I read the kermit paper, and it is a home use tool, it can only tell the user what they are using, not what exactly the ISP routers are doing.
http://www.cc.gatech.edu/~marshini/files/kermit.pdfIt is also important to distinguish a speed cap from a usage cap.
And it seems they have a convoluted method - a router flashed with DD-WRT for firmware and then using a packet flow plugin.
Why re-invent the wheel? Badly.
Nah, what we need is for the ISPs to open up the customer-side SNMP ports on the DOCSIS 2 and 3 modems. (Motorola Surfboards ideally). Then we can watch it all ourselves locally. The monitoring and control apps would proliferate quickly.
The new modems already have all of this built-in. No need to use a custom router firmware, run a local server with MySQL, php and a flash front-end webapp... just have the ISPs open certain portions of the SNMP monitoring and modem controls to the customer side.
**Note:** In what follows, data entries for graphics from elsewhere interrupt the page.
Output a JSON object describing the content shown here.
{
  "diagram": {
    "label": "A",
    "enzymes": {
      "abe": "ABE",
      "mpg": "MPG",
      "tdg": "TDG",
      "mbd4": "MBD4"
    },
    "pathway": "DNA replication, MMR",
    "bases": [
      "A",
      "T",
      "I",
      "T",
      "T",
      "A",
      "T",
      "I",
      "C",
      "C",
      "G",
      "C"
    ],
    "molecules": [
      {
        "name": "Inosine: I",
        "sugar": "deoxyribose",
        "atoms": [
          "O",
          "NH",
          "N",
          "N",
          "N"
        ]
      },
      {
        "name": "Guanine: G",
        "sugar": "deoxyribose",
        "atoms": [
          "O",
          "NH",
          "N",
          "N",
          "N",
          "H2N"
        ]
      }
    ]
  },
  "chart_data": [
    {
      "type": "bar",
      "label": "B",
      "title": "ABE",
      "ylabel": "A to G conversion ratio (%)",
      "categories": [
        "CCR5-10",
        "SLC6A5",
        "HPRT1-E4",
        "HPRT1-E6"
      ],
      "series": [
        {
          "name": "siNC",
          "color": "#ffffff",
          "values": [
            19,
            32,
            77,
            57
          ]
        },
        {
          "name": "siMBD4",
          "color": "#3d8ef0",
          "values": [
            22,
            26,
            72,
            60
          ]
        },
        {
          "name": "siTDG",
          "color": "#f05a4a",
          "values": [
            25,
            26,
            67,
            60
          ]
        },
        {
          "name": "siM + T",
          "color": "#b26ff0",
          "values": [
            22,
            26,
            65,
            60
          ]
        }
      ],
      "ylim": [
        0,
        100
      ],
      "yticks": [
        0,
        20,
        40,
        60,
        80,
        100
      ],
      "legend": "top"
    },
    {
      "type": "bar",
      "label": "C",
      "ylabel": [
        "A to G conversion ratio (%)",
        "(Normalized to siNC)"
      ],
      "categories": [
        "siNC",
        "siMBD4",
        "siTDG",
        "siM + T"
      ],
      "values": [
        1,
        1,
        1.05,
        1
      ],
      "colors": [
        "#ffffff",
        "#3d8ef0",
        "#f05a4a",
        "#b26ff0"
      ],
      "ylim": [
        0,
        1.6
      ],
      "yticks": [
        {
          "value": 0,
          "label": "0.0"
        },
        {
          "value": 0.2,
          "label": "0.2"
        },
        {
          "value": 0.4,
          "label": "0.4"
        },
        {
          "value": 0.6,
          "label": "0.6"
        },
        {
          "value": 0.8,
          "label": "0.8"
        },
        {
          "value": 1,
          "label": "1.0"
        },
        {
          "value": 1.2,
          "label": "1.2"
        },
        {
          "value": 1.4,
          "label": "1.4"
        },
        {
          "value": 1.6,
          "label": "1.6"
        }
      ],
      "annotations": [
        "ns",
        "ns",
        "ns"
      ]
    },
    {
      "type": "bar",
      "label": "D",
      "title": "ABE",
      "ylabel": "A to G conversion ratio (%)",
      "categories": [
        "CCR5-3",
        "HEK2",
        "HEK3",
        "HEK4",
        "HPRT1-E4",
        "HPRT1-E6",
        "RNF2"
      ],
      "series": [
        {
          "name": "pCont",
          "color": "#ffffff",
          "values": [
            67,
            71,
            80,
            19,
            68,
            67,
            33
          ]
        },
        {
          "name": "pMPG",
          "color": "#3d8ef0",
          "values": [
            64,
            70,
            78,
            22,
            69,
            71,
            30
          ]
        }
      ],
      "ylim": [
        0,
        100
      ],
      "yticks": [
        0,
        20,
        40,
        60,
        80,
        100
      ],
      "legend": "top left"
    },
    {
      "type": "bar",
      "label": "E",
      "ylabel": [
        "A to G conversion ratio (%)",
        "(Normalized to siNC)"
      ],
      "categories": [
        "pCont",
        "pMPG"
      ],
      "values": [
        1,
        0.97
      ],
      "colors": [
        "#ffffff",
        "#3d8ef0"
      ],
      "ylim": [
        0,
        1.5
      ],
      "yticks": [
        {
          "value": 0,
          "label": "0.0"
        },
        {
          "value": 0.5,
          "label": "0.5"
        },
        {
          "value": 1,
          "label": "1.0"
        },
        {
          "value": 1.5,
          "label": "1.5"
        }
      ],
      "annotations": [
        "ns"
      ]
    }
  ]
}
Some business accounts already do this, though most ISP techs are not familiar with these "advanced" concepts. (old, 90s stuff, been on the hardware for years, only starting to get used now...)
My quick and dirty solution for minimal control is wintc.
SNMP is on all the DOCSIS2+ modems, and QoS in all the OS network stacks now... so... why would one need anything else? A single app and peer negotiation on the lan would cover it all.
No need for kermit. It's not easy being green.
Besides, kermit, as I recall it was an old network service right? Kermit, Gopher... Bad name to pick for a new network application.